Incapace di vivere secondo le consuete coordinate, Vivian trovava conforto nella fuga, nella solitudine e nelle stanze che abitava stipate all’inverosimile di giornali e scatoloni, protette da serrature o divieti invalicabili. Il dolore doveva rimanerne fuori, i demoni tenuti a bada. Si costruiva dei fortini di carta e di memorie, labirinti fragili e impossibili.Per non essere toccata, per non essere ferita di nuovo, la distanza che la fotografia le offriva e gli specchi attraverso cui si ritraeva fornivano una protezione a tratti bastevole.
Tra i numerosi e bellissimi autoritratti, alcuni sono fatti giocando con la sua ombra. Un’ombra a volte incombente, paurosa, un passato che non passa – l’ombra feroce della madre – e che riemerge come un incubo da cui non è possibile difendersi.
Vivian era una di quelle persone che creano perché creare è l’unico modo di vivere che hanno trovato, l’unica forma di resistenza all’offesa e alla follia.

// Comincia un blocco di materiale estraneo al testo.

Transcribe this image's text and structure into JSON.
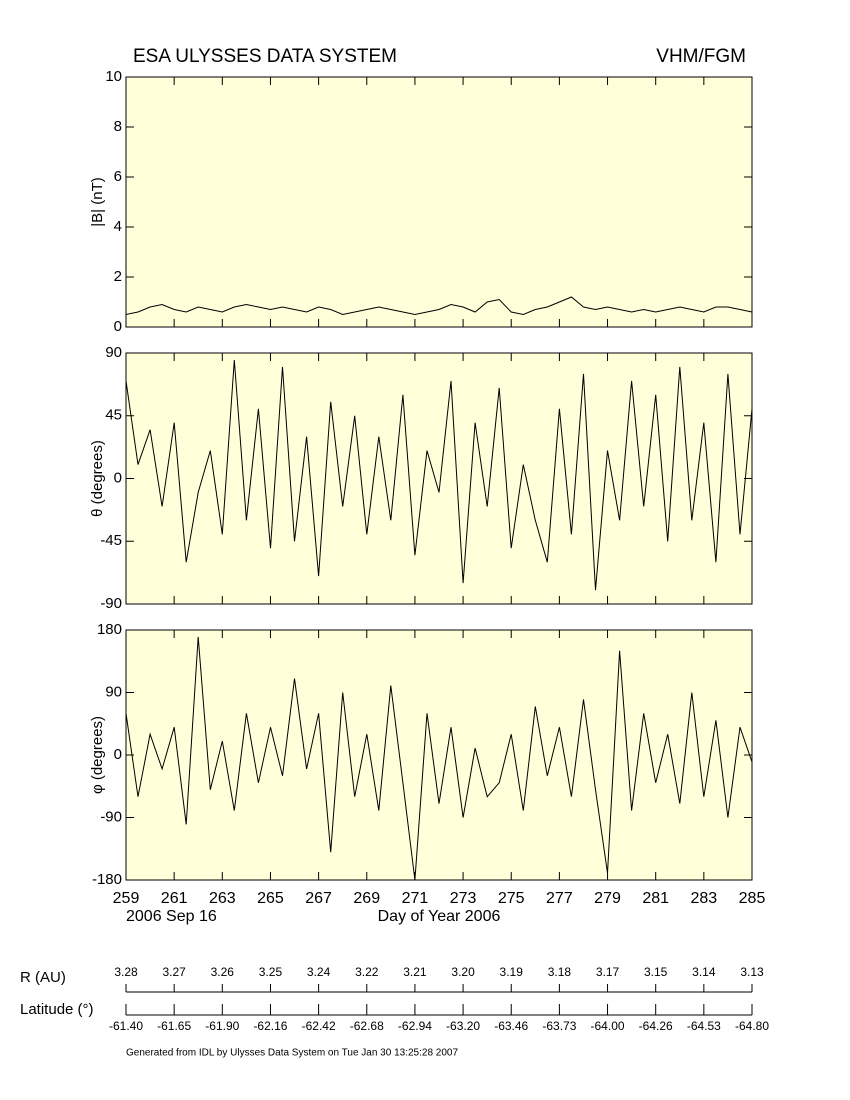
{
  "header": {
    "title": "ESA ULYSSES DATA SYSTEM",
    "instrument": "VHM/FGM"
  },
  "chart_data": [
    {
      "type": "line",
      "ylabel": "|B| (nT)",
      "color": "#000000",
      "x": [
        259,
        259.5,
        260,
        260.5,
        261,
        261.5,
        262,
        262.5,
        263,
        263.5,
        264,
        264.5,
        265,
        265.5,
        266,
        266.5,
        267,
        267.5,
        268,
        268.5,
        269,
        269.5,
        270,
        270.5,
        271,
        271.5,
        272,
        272.5,
        273,
        273.5,
        274,
        274.5,
        275,
        275.5,
        276,
        276.5,
        277,
        277.5,
        278,
        278.5,
        279,
        279.5,
        280,
        280.5,
        281,
        281.5,
        282,
        282.5,
        283,
        283.5,
        284,
        284.5,
        285
      ],
      "values": [
        0.5,
        0.6,
        0.8,
        0.9,
        0.7,
        0.6,
        0.8,
        0.7,
        0.6,
        0.8,
        0.9,
        0.8,
        0.7,
        0.8,
        0.7,
        0.6,
        0.8,
        0.7,
        0.5,
        0.6,
        0.7,
        0.8,
        0.7,
        0.6,
        0.5,
        0.6,
        0.7,
        0.9,
        0.8,
        0.6,
        1.0,
        1.1,
        0.6,
        0.5,
        0.7,
        0.8,
        1.0,
        1.2,
        0.8,
        0.7,
        0.8,
        0.7,
        0.6,
        0.7,
        0.6,
        0.7,
        0.8,
        0.7,
        0.6,
        0.8,
        0.8,
        0.7,
        0.6
      ],
      "xlim": [
        259,
        285
      ],
      "xticks": [
        259,
        261,
        263,
        265,
        267,
        269,
        271,
        273,
        275,
        277,
        279,
        281,
        283,
        285
      ],
      "ylim": [
        0,
        10
      ],
      "yticks": [
        0,
        2,
        4,
        6,
        8,
        10
      ]
    },
    {
      "type": "line",
      "ylabel": "θ (degrees)",
      "color": "#000000",
      "x": [
        259,
        259.5,
        260,
        260.5,
        261,
        261.5,
        262,
        262.5,
        263,
        263.5,
        264,
        264.5,
        265,
        265.5,
        266,
        266.5,
        267,
        267.5,
        268,
        268.5,
        269,
        269.5,
        270,
        270.5,
        271,
        271.5,
        272,
        272.5,
        273,
        273.5,
        274,
        274.5,
        275,
        275.5,
        276,
        276.5,
        277,
        277.5,
        278,
        278.5,
        279,
        279.5,
        280,
        280.5,
        281,
        281.5,
        282,
        282.5,
        283,
        283.5,
        284,
        284.5,
        285
      ],
      "values": [
        70,
        10,
        35,
        -20,
        40,
        -60,
        -10,
        20,
        -40,
        85,
        -30,
        50,
        -50,
        80,
        -45,
        30,
        -70,
        55,
        -20,
        45,
        -40,
        30,
        -30,
        60,
        -55,
        20,
        -10,
        70,
        -75,
        40,
        -20,
        65,
        -50,
        10,
        -30,
        -60,
        50,
        -40,
        75,
        -80,
        20,
        -30,
        70,
        -20,
        60,
        -45,
        80,
        -30,
        40,
        -60,
        75,
        -40,
        50
      ],
      "xlim": [
        259,
        285
      ],
      "xticks": [
        259,
        261,
        263,
        265,
        267,
        269,
        271,
        273,
        275,
        277,
        279,
        281,
        283,
        285
      ],
      "ylim": [
        -90,
        90
      ],
      "yticks": [
        -90,
        -45,
        0,
        45,
        90
      ]
    },
    {
      "type": "line",
      "ylabel": "φ (degrees)",
      "color": "#000000",
      "x": [
        259,
        259.5,
        260,
        260.5,
        261,
        261.5,
        262,
        262.5,
        263,
        263.5,
        264,
        264.5,
        265,
        265.5,
        266,
        266.5,
        267,
        267.5,
        268,
        268.5,
        269,
        269.5,
        270,
        270.5,
        271,
        271.5,
        272,
        272.5,
        273,
        273.5,
        274,
        274.5,
        275,
        275.5,
        276,
        276.5,
        277,
        277.5,
        278,
        278.5,
        279,
        279.5,
        280,
        280.5,
        281,
        281.5,
        282,
        282.5,
        283,
        283.5,
        284,
        284.5,
        285
      ],
      "values": [
        60,
        -60,
        30,
        -20,
        40,
        -100,
        170,
        -50,
        20,
        -80,
        60,
        -40,
        40,
        -30,
        110,
        -20,
        60,
        -140,
        90,
        -60,
        30,
        -80,
        100,
        -40,
        -180,
        60,
        -70,
        40,
        -90,
        10,
        -60,
        -40,
        30,
        -80,
        70,
        -30,
        40,
        -60,
        80,
        -50,
        -170,
        150,
        -80,
        60,
        -40,
        30,
        -70,
        90,
        -60,
        50,
        -90,
        40,
        -10
      ],
      "xlim": [
        259,
        285
      ],
      "xticks": [
        259,
        261,
        263,
        265,
        267,
        269,
        271,
        273,
        275,
        277,
        279,
        281,
        283,
        285
      ],
      "ylim": [
        -180,
        180
      ],
      "yticks": [
        -180,
        -90,
        0,
        90,
        180
      ],
      "xlabel": "Day of Year 2006",
      "start_date": "2006 Sep 16"
    }
  ],
  "orbit": {
    "r_label": "R (AU)",
    "r_values": [
      3.28,
      3.27,
      3.26,
      3.25,
      3.24,
      3.22,
      3.21,
      {
        "value": 3.2,
        "label": "3.20"
      },
      3.19,
      3.18,
      3.17,
      3.15,
      3.14,
      3.13
    ],
    "lat_label": "Latitude (°)",
    "lat_values": [
      {
        "value": -61.4,
        "label": "-61.40"
      },
      -61.65,
      {
        "value": -61.9,
        "label": "-61.90"
      },
      -62.16,
      -62.42,
      -62.68,
      -62.94,
      {
        "value": -63.2,
        "label": "-63.20"
      },
      -63.46,
      -63.73,
      {
        "value": -64,
        "label": "-64.00"
      },
      -64.26,
      -64.53,
      {
        "value": -64.8,
        "label": "-64.80"
      }
    ]
  },
  "footer": "Generated from IDL by Ulysses Data System on Tue Jan 30 13:25:28 2007"
}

Era stata l’amica fotografa Jeanne Bertrand a indicarle la strada: “Guarda le cose che vedono tutti, ma guardale in modo diverso da come le vedono gli altri”.Imparare a vedere quello che è sotto gli occhi di tutti ma che nessuno vede. Raccogliere storie e conservarle, non buttare via nulla.
Ma perché poi alimentare una miniera di fotografie senza quasi stamparle, vederle, senza condividerle, mostrarle?
“Se la stampa era l’atto finale del processo creativo, il parto, quello che lei rifiutava, in fondo, era l’idea di essere madre. Concepiva figli che non voleva partorire, per non lasciarli al mondo. No, le sue creature non sarebbero andate incontro a giudizi e abbandoni; le avrebbe conservate gelosamente, le avrebbe tenute al sicuro da sguardi indiscreti, da mani sconosciute.”
Credo che la bellezza e il coinvolgimento emotivo che questo testo suscita dentro il lettore derivino proprio dal denudarsi di Vivian, e dell’autrice che la racconta, davanti a una ferita immedicabile il cui dolore trova tregua nel gesto misericordioso e assoluto della poesia, sia essa fatta di immagini rimaste nel silenzio o di parole che le restituiscono voce: “Dai tuoi occhi solamente / emana la luce che guida / i tuoi passi” P. Salinas.
Uscito in forma ridotta sull’”Indice on line” di agosto.